Language manipulation is nothing new in politics, but describing economic differences as “economic inequality” is a linguistic act we should reconsider. It not only falsely suggests unique unfairness in economic life, but the notion itself rests on an unfounded assumption.
No aspect of life — economic or otherwise — escapes unfairness. Height, strength, birth place, and natural talents are all determined largely by the luck of the draw. More than that, chance is at least partly responsible for our discovering our talents. While luck first blessed Michael Jordan with basketball prowess, he was twice lucky for deciding to pick up a basketball in the first place (and thrice lucky for being born into an environment that allowed him to do so). Yet, we resist describing the unfairness in our natural height differences or in the talent gap between Michael Jordan and the rest of us as “inequality.”

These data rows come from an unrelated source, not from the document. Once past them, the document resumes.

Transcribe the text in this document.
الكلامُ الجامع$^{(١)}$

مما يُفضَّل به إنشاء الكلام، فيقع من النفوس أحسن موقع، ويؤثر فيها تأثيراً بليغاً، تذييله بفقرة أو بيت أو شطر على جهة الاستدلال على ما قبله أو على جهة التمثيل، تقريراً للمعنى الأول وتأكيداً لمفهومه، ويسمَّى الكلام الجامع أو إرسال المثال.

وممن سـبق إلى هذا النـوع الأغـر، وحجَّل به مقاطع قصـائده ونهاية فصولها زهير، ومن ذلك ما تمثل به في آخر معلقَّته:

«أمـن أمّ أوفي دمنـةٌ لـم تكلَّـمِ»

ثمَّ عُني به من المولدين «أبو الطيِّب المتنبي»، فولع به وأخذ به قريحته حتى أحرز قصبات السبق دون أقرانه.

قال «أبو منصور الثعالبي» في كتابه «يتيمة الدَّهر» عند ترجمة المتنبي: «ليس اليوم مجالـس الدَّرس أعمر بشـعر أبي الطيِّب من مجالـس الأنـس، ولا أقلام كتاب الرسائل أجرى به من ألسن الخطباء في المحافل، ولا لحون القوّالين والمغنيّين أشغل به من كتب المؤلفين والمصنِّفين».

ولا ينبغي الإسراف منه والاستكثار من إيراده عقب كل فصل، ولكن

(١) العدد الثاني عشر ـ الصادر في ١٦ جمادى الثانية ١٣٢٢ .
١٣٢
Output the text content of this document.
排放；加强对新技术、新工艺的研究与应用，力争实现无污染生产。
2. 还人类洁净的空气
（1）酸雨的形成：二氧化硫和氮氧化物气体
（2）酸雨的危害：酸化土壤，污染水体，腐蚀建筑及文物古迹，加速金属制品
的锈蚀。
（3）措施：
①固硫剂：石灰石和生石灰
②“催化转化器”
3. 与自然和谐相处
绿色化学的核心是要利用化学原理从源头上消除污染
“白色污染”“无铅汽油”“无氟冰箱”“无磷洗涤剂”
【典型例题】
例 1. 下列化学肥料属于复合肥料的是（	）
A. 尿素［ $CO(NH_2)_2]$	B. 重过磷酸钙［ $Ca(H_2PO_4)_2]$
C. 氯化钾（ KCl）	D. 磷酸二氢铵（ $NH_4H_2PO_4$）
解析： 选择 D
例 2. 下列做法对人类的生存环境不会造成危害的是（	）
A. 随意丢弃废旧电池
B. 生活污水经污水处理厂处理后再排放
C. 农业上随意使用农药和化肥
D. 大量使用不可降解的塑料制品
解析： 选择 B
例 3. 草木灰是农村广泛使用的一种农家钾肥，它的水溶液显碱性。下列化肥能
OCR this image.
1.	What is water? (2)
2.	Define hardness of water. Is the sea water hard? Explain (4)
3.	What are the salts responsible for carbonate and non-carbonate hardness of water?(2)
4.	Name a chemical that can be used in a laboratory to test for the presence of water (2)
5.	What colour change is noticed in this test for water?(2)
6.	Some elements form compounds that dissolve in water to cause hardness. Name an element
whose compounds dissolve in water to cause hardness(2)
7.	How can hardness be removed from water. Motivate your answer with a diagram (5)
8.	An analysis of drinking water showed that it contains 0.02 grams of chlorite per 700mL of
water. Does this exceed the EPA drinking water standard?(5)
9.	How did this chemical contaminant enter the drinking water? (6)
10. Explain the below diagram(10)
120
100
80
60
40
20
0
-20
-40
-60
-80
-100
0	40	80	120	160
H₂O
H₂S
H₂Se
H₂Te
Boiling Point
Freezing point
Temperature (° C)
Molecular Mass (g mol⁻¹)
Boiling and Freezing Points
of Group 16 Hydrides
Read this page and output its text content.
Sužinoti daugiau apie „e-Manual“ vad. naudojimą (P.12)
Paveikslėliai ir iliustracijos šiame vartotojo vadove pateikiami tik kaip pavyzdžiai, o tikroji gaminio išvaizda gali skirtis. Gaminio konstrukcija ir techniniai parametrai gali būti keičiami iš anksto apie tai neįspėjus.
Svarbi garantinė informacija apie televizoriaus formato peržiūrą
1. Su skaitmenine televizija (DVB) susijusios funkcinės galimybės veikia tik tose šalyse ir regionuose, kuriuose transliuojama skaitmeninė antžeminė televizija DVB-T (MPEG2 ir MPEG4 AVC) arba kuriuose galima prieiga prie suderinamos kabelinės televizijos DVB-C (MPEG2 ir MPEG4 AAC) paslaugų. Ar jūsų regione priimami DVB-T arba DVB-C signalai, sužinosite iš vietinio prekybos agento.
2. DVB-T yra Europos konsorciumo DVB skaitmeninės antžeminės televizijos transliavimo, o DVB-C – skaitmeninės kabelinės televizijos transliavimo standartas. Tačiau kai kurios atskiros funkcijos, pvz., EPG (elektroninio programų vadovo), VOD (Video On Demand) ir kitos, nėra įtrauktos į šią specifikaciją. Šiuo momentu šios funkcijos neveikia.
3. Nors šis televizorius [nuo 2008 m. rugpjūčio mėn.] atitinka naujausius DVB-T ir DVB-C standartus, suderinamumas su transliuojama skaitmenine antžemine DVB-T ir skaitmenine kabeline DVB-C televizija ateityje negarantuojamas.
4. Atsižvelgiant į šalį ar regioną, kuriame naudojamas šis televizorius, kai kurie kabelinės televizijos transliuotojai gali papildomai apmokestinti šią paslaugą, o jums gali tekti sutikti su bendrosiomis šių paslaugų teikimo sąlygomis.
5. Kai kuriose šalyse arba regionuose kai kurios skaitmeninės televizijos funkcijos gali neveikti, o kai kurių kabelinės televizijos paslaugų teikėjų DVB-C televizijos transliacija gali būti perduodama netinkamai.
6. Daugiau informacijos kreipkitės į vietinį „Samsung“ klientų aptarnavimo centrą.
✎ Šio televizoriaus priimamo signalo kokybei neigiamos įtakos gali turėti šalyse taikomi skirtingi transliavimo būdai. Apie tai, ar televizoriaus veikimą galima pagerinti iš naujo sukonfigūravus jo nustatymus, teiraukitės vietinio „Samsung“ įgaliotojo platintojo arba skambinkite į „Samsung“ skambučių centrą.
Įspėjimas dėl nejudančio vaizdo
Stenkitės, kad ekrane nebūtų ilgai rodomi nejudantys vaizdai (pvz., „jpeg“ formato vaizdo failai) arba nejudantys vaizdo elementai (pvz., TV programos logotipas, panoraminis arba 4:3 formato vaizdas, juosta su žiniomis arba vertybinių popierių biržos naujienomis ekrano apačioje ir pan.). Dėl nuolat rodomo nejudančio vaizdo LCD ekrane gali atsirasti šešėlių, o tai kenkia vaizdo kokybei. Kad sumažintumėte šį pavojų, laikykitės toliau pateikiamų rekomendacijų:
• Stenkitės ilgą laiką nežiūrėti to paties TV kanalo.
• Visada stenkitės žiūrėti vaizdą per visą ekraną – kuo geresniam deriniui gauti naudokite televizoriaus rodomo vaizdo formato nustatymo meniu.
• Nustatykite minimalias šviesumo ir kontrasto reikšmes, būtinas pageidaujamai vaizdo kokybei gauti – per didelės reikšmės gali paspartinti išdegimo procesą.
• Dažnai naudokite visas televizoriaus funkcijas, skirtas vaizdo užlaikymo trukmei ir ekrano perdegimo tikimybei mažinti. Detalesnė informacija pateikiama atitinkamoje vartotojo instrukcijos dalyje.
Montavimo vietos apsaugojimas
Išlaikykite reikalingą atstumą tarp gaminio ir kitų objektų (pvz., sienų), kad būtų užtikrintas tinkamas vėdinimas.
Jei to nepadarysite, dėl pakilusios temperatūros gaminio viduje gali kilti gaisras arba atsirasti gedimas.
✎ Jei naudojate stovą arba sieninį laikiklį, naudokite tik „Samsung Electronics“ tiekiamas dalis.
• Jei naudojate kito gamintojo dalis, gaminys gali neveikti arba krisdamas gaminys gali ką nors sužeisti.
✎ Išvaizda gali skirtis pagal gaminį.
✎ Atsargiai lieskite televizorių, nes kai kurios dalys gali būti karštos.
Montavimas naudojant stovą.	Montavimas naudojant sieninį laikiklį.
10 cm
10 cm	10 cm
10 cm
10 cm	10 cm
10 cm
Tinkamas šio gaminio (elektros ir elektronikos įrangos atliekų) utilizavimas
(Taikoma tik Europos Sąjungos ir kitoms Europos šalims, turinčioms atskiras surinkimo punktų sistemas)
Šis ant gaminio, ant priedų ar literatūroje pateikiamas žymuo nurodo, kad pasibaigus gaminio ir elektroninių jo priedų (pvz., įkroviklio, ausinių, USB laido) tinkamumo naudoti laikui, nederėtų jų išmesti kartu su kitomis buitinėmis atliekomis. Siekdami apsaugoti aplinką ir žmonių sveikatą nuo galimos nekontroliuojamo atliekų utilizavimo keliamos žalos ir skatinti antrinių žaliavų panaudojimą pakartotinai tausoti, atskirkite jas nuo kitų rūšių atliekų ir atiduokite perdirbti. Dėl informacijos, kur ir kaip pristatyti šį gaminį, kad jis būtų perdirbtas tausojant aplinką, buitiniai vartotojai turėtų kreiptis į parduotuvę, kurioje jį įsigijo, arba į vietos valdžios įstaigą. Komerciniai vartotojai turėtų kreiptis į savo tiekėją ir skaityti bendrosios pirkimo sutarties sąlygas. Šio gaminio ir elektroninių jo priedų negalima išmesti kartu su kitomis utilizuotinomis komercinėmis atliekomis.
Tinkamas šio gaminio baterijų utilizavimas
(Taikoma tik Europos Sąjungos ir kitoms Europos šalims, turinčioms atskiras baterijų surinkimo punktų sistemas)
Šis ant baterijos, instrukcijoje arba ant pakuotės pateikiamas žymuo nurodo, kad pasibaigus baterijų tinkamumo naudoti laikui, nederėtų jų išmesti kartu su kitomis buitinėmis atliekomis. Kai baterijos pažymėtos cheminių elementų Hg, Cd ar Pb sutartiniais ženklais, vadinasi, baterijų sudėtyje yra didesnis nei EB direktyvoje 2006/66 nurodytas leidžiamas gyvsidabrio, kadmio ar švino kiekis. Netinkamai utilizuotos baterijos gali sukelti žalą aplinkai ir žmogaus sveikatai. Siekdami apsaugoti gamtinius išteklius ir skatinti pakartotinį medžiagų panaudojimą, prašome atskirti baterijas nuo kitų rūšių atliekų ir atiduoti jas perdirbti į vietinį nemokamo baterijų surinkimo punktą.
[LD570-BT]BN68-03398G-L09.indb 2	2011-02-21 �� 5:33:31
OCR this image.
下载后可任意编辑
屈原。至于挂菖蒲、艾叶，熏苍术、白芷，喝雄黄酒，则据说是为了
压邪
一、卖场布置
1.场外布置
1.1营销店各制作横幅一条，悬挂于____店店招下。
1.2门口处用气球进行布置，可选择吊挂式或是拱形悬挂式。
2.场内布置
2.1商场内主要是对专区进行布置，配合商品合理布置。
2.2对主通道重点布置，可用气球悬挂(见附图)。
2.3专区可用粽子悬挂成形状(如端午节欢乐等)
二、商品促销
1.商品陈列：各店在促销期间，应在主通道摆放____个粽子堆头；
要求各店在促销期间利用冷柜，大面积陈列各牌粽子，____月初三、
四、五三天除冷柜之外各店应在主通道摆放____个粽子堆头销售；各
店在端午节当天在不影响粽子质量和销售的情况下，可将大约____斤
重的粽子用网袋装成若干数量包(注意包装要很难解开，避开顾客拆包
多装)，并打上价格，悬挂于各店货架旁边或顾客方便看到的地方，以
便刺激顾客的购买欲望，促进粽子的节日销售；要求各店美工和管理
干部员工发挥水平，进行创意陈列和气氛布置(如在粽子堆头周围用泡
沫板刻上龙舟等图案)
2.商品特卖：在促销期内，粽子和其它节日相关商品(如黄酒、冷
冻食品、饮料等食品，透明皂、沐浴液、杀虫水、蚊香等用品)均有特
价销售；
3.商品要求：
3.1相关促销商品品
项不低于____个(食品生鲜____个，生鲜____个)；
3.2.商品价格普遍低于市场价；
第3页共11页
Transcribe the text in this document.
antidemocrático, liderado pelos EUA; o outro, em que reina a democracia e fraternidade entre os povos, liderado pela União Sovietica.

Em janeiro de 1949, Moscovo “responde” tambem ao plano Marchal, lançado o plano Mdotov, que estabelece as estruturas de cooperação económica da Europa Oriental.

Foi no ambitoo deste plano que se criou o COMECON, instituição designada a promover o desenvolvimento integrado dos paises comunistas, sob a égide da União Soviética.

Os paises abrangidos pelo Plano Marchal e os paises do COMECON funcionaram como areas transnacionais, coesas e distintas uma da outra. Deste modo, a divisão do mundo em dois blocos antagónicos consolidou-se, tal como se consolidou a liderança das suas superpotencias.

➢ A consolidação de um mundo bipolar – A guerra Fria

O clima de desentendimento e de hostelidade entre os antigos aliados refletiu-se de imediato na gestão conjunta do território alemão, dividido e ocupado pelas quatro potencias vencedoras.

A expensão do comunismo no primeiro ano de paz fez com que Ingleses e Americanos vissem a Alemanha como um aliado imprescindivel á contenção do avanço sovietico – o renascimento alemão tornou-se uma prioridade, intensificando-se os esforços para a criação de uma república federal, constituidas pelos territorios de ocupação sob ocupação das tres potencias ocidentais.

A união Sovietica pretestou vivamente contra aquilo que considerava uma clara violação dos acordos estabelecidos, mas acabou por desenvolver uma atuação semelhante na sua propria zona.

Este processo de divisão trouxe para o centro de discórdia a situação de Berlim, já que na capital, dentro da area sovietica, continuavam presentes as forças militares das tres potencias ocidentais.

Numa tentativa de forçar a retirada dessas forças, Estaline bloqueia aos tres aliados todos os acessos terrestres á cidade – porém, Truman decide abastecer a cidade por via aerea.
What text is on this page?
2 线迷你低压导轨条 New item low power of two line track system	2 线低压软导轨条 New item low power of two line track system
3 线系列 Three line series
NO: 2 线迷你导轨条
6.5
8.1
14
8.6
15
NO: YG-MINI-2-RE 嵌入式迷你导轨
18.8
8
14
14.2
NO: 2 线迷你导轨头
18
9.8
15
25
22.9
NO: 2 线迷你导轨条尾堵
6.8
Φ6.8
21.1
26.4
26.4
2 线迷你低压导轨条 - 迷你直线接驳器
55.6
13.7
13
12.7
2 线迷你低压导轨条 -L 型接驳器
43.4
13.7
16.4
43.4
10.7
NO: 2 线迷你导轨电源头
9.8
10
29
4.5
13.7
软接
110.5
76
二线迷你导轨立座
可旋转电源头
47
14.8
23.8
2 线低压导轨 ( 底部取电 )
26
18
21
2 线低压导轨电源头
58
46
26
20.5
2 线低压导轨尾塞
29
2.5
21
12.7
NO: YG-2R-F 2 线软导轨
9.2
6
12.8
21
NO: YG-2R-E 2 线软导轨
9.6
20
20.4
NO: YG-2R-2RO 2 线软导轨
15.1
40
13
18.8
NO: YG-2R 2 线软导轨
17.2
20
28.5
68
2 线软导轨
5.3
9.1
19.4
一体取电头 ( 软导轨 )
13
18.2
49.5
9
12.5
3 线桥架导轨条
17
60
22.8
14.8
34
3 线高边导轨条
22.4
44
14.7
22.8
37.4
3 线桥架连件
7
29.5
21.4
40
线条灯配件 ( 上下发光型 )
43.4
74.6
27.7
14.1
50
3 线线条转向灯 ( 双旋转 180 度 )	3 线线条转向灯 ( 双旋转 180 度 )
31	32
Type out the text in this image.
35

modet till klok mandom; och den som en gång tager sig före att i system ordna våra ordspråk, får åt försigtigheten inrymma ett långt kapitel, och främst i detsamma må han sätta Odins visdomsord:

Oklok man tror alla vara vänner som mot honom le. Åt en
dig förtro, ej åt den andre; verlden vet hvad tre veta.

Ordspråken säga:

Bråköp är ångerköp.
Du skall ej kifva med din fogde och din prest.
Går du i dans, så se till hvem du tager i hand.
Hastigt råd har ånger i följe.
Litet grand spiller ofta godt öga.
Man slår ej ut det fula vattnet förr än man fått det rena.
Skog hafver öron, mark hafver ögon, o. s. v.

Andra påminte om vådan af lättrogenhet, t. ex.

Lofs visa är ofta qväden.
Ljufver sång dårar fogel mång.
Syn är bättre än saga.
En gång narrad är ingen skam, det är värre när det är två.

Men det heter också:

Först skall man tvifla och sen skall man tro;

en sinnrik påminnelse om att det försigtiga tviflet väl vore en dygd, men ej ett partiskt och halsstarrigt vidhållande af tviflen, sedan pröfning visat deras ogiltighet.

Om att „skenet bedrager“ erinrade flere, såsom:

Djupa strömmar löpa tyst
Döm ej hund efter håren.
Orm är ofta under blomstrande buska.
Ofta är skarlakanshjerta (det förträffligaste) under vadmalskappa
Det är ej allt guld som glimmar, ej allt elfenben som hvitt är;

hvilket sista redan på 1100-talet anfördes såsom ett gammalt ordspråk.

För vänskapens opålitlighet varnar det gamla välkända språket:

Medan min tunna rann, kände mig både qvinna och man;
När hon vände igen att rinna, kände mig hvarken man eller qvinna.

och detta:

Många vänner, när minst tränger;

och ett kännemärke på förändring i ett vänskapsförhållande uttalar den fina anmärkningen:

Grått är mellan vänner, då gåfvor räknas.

But the idea of “economic inequality” suffers a more fundamental problem. As the late Peter Bauer noted, the notion itself implies the baseless assumption that, except for some nefarious force distorting the nature of things, individuals are equally economically endowed. Not so.
While we recognize that varying levels of success in other fields is attributable to disparate levels of talent and hard work (which is why we do not regard Michael Jordan as a better basketball player due to “inequality”), we seem to forget this in the economic sphere, where those factors are equally responsible for economic variance. For instance, even assuming a completely level playing field, people vary in ability to perceive and seize economic opportunities. This mere fact alone, Bauer remarked, “is of great significance in explaining economic differences in open societies.”
Neutral language like “economic differences” rids the subtle bias against this explanation that the term “economic inequality” implies. For this reason alone, the language surrounding the issue should be re-evaluated.
While we have every right to discuss American economic conditions and their public policy import, we should do so accurately — for we do not have the right to misuse language.